During the "Truth 1270" era, WKBF became the Quad City market's first radio station to go digital, with the CAM-D technology.

===2007-2018: Regional Mexican era===
On June 22, 2007, after airing a 100-year-old recording of Ira Sankey singing "God Be With You Till We Meet Again", WKBF flipped to "La Pantera", a regional Mexican format, thus becoming the first full-time Spanish radio station in the Quad Cities. While most of the broadcast day featured regional Mexican music, in the mornings, from 6 a.m. to 7 a.m., WKBF broadcast Spanish religious programming like Gracias a Vosotros and Enfoque a la Familia.

During 2007, WKBF broadcast high school and Iowa State University sports broadcasts, and Quad Cities River Bandits baseball games in the English language, alongside its Spanish-language programming; the sports programming has since moved to other stations in the market.
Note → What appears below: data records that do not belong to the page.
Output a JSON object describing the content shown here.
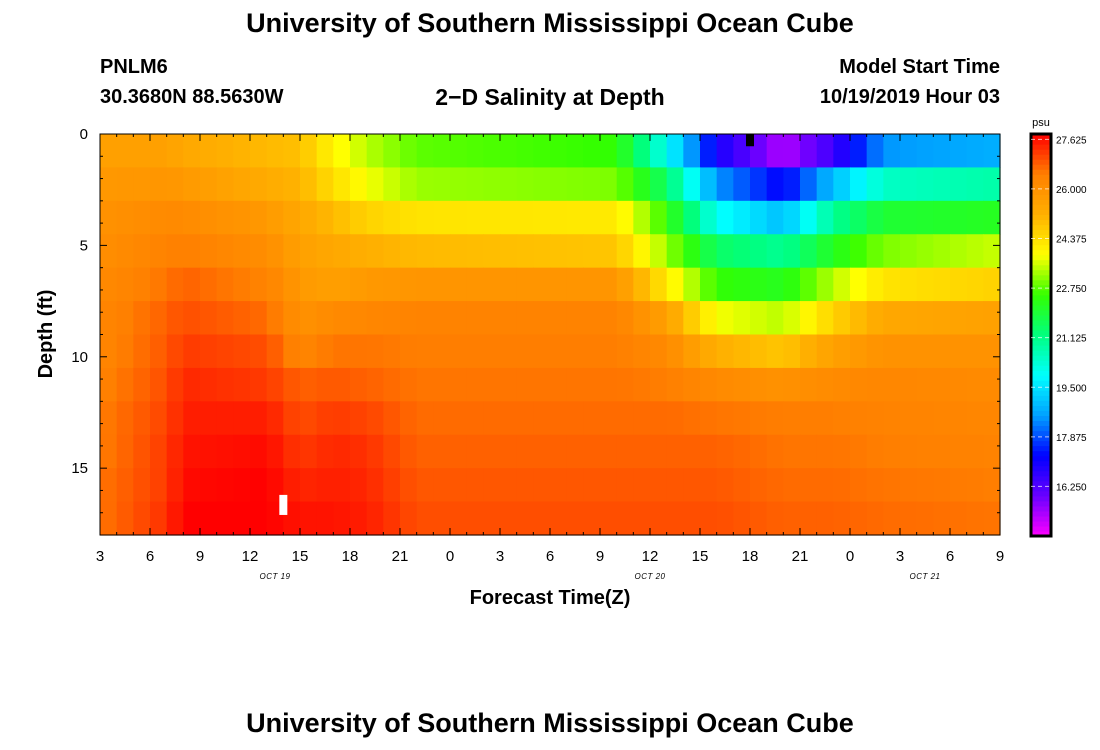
{
  "header": {
    "title": "University of Southern Mississippi Ocean Cube",
    "station_id": "PNLM6",
    "station_location": "30.3680N 88.5630W",
    "plot_title": "2−D Salinity at Depth",
    "model_start_label": "Model Start Time",
    "model_start_value": "10/19/2019 Hour 03"
  },
  "footer": {
    "title": "University of Southern Mississippi Ocean Cube"
  },
  "chart_data": {
    "type": "heatmap",
    "title": "2−D Salinity at Depth",
    "xlabel": "Forecast Time(Z)",
    "ylabel": "Depth (ft)",
    "x_hours_range": [
      3,
      57
    ],
    "x_tick_hours": [
      3,
      6,
      9,
      12,
      15,
      18,
      21,
      24,
      27,
      30,
      33,
      36,
      39,
      42,
      45,
      48,
      51,
      54,
      57
    ],
    "x_tick_labels": [
      "3",
      "6",
      "9",
      "12",
      "15",
      "18",
      "21",
      "0",
      "3",
      "6",
      "9",
      "12",
      "15",
      "18",
      "21",
      "0",
      "3",
      "6",
      "9"
    ],
    "date_labels": [
      {
        "hour": 13.5,
        "label": "OCT 19"
      },
      {
        "hour": 36,
        "label": "OCT 20"
      },
      {
        "hour": 52.5,
        "label": "OCT 21"
      }
    ],
    "ylim": [
      0,
      18
    ],
    "y_ticks": [
      0,
      5,
      10,
      15
    ],
    "y_tick_labels": [
      "0",
      "5",
      "10",
      "15"
    ],
    "colorbar": {
      "units": "psu",
      "range": [
        14.625,
        27.8
      ],
      "labels": [
        "27.625",
        "26.000",
        "24.375",
        "22.750",
        "21.125",
        "19.500",
        "17.875",
        "16.250"
      ],
      "label_values": [
        27.625,
        26.0,
        24.375,
        22.75,
        21.125,
        19.5,
        17.875,
        16.25
      ],
      "colors": [
        "#ff00ff",
        "#6a00ff",
        "#0000ff",
        "#00a0ff",
        "#00ffff",
        "#00ff80",
        "#33ff00",
        "#ffff00",
        "#ffb000",
        "#ff8000",
        "#ff0000"
      ]
    },
    "grid": {
      "depth_levels_ft": [
        0,
        1.5,
        3,
        4.5,
        6,
        7.5,
        9,
        10.5,
        12,
        13.5,
        15,
        16.5
      ],
      "time_keyframes_h": [
        3,
        7,
        8,
        13,
        15,
        17,
        19,
        22,
        34,
        37,
        40,
        44,
        47,
        50,
        57
      ],
      "salinity_psu": [
        [
          25.6,
          25.6,
          25.4,
          25.0,
          24.9,
          24.0,
          23.4,
          22.8,
          22.5,
          20.0,
          17.0,
          15.3,
          16.5,
          18.5,
          18.8
        ],
        [
          25.8,
          25.9,
          25.8,
          25.3,
          25.1,
          24.4,
          23.8,
          23.2,
          23.0,
          21.5,
          18.5,
          17.2,
          19.0,
          20.5,
          20.8
        ],
        [
          26.0,
          26.2,
          26.2,
          25.8,
          25.4,
          25.0,
          24.6,
          24.3,
          24.2,
          22.5,
          20.0,
          19.0,
          21.0,
          22.0,
          22.2
        ],
        [
          26.1,
          26.4,
          26.5,
          26.1,
          25.6,
          25.4,
          25.2,
          25.0,
          24.8,
          23.2,
          21.5,
          21.0,
          22.2,
          23.0,
          23.5
        ],
        [
          26.2,
          26.6,
          26.8,
          26.4,
          25.8,
          25.6,
          25.8,
          25.9,
          25.9,
          24.2,
          22.5,
          22.2,
          23.4,
          24.3,
          24.6
        ],
        [
          26.3,
          26.8,
          27.0,
          26.7,
          26.0,
          26.2,
          26.3,
          26.4,
          26.4,
          25.6,
          23.8,
          23.4,
          24.6,
          25.4,
          25.6
        ],
        [
          26.3,
          26.9,
          27.2,
          27.0,
          26.3,
          26.6,
          26.6,
          26.5,
          26.5,
          26.2,
          25.2,
          24.8,
          25.6,
          26.0,
          26.0
        ],
        [
          26.4,
          27.0,
          27.4,
          27.2,
          26.8,
          26.9,
          26.8,
          26.6,
          26.6,
          26.5,
          26.2,
          26.0,
          26.2,
          26.3,
          26.2
        ],
        [
          26.5,
          27.1,
          27.5,
          27.5,
          27.0,
          27.2,
          27.1,
          26.7,
          26.7,
          26.7,
          26.6,
          26.5,
          26.5,
          26.4,
          26.3
        ],
        [
          26.5,
          27.2,
          27.6,
          27.7,
          27.2,
          27.4,
          27.3,
          26.8,
          26.8,
          26.8,
          26.8,
          26.6,
          26.6,
          26.5,
          26.4
        ],
        [
          26.6,
          27.2,
          27.7,
          27.8,
          27.4,
          27.5,
          27.4,
          26.9,
          26.9,
          26.9,
          26.9,
          26.7,
          26.7,
          26.6,
          26.5
        ],
        [
          26.6,
          27.3,
          27.8,
          27.8,
          27.6,
          27.6,
          27.5,
          27.0,
          27.0,
          27.0,
          27.0,
          26.8,
          26.8,
          26.7,
          26.6
        ]
      ]
    },
    "markers": [
      {
        "name": "white-marker",
        "hour": 14,
        "depth_range": [
          16.2,
          17.1
        ],
        "color": "#ffffff"
      },
      {
        "name": "black-marker",
        "hour": 42,
        "depth_range": [
          0,
          0.55
        ],
        "color": "#000000"
      }
    ]
  }
}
From March through June 2008, WKBF dropped Regional Mexican for all-Christian Spanish programming from the Bible Broadcasting Network's Spanish network Red de Radiodifusión Bíblica.
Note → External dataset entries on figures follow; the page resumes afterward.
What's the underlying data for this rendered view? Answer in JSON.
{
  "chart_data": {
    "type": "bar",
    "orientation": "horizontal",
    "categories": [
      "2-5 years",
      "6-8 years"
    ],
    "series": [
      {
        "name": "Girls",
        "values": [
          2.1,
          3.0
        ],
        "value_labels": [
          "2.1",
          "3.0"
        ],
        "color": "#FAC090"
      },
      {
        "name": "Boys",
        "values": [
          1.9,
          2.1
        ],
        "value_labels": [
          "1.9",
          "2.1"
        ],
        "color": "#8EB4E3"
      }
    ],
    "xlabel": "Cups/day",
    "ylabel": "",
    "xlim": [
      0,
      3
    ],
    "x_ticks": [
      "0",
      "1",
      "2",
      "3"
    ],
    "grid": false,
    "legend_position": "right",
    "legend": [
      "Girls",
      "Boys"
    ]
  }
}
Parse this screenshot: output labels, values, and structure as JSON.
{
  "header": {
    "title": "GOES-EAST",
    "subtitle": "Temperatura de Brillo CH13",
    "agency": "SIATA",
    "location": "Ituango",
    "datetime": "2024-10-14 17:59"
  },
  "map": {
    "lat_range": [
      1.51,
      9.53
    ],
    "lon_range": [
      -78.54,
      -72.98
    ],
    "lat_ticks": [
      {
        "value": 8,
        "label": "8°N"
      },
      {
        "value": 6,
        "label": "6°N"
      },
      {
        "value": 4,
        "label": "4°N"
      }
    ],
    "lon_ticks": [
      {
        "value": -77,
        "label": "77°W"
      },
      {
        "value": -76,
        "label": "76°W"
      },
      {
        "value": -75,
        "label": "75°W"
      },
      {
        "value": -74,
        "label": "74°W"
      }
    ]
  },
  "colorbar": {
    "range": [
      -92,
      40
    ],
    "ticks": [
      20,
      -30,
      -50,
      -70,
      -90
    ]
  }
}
In June 2008, WKBF was sold to La Jefa Latino Broadcasting, for a purchase price of $680,000. La Jefa continued the Regional Mexican format, under the "La Jefa" brand as opposed to the "La Pantera" brand. By January 2010, WKBF was the 2nd-most-listened-to AM station in the entire Quad Cities market with a 1.9 share.

In early 2013, WKBF – which had been broadcasting on an FM translator at 105.7 MHz in the Quad Cities, applied to the Federal Communications Commission to move the transmitter from Davenport to Moline and upgrade its power from 10 watts to 250 watts.

===End of operations===
In the fall of 2018, the 105.7 FM translator frequency (along with 1270 AM) went silent; that December, announcement of the sale of the FM translator to Augustana College was made, with plans to relocate the transmitter and use it as the repeater for WVIK's forthcoming HD2 programming. Augustana College and WVIK formally announced plans to launch the new station on both 90.3-HD2 (the station's hybrid digital frequency) and the translator at 105.7 FM beginning October 1, 2019.
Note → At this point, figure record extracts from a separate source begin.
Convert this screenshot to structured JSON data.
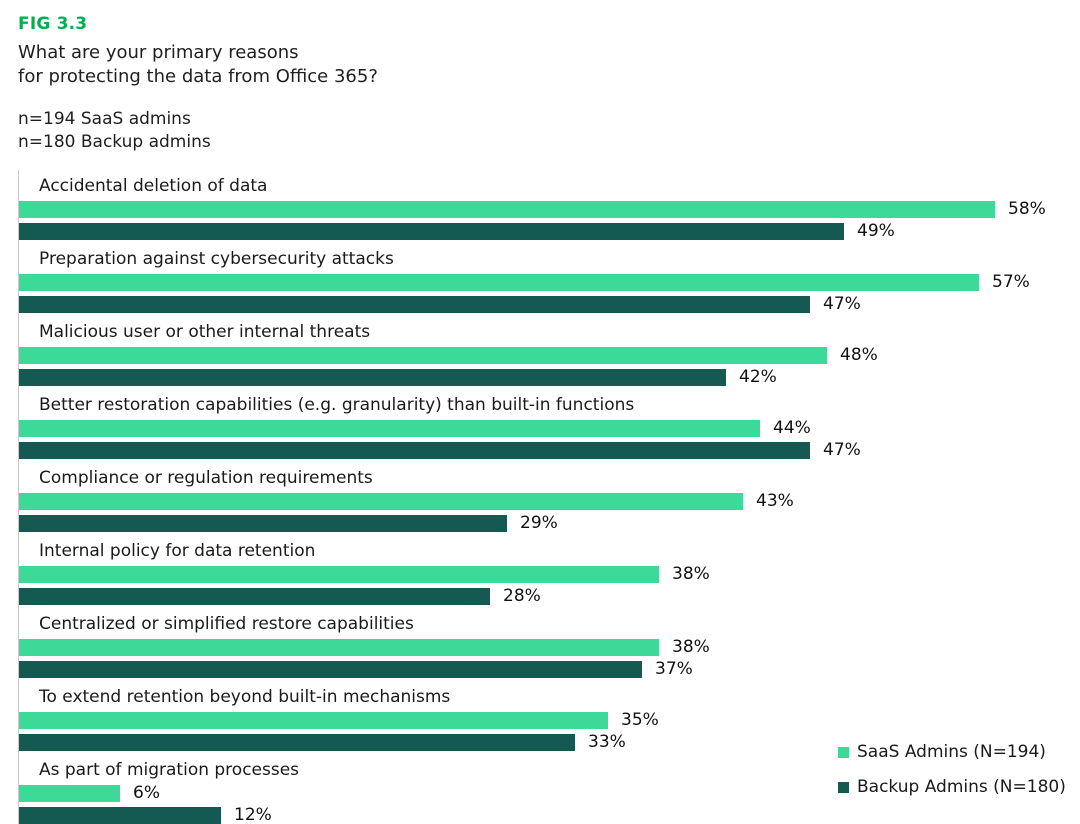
{
  "header": {
    "fig_label": "FIG 3.3",
    "title_line1": "What are your primary reasons",
    "title_line2": "for protecting the data from Office 365?",
    "subtitle_line1": "n=194 SaaS admins",
    "subtitle_line2": "n=180 Backup admins"
  },
  "colors": {
    "fig_green": "#00b050",
    "saas": "#3cd998",
    "backup": "#155a52"
  },
  "chart_data": {
    "type": "bar",
    "orientation": "horizontal",
    "title": "What are your primary reasons for protecting the data from Office 365?",
    "xlabel": "",
    "ylabel": "",
    "xlim": [
      0,
      60
    ],
    "grid": false,
    "legend_position": "bottom-right",
    "value_label_suffix": "%",
    "categories": [
      "Accidental deletion of data",
      "Preparation against cybersecurity attacks",
      "Malicious user or other internal threats",
      "Better restoration capabilities (e.g. granularity) than built-in functions",
      "Compliance or regulation requirements",
      "Internal policy for data retention",
      "Centralized or simplified restore capabilities",
      "To extend retention beyond built-in mechanisms",
      "As part of migration processes"
    ],
    "series": [
      {
        "name": "SaaS Admins (N=194)",
        "values": [
          58,
          57,
          48,
          44,
          43,
          38,
          38,
          35,
          6
        ]
      },
      {
        "name": "Backup Admins (N=180)",
        "values": [
          49,
          47,
          42,
          47,
          29,
          28,
          37,
          33,
          12
        ]
      }
    ]
  },
  "legend": {
    "saas_label": "SaaS Admins (N=194)",
    "backup_label": "Backup Admins (N=180)"
  }
}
Meanwhile, nothing was publicly announced about the status of 1270 AM or its future, or why the frequency has been silent. However, one of the transmitter towers was demolished on January 14, 2020, and the second tower was demolished eight days later. WKBF's license was officially cancelled by the FCC on June 1, 2020.

==History of call letters==
The call letters WKBF were previously assigned from 1926 until 1935 to an AM station in Indianapolis, Indiana. From 1968 to 1975, the WKBF-TV call sign was used by a now-defunct television station in Cleveland, Ohio.

==Sources==
- Anderson, Frederick I, editor. "Joined By a River: Quad Cities." Lee Enterprises, 1982. ISBN 0-910847-00-2
- Radio stations make new country connection, The North Scott Press, Eldridge, Iowa, June 22, 2005
- Rock Island Argus editorial "We welcome the Pirate FM to Rock Island" March 4, 1994.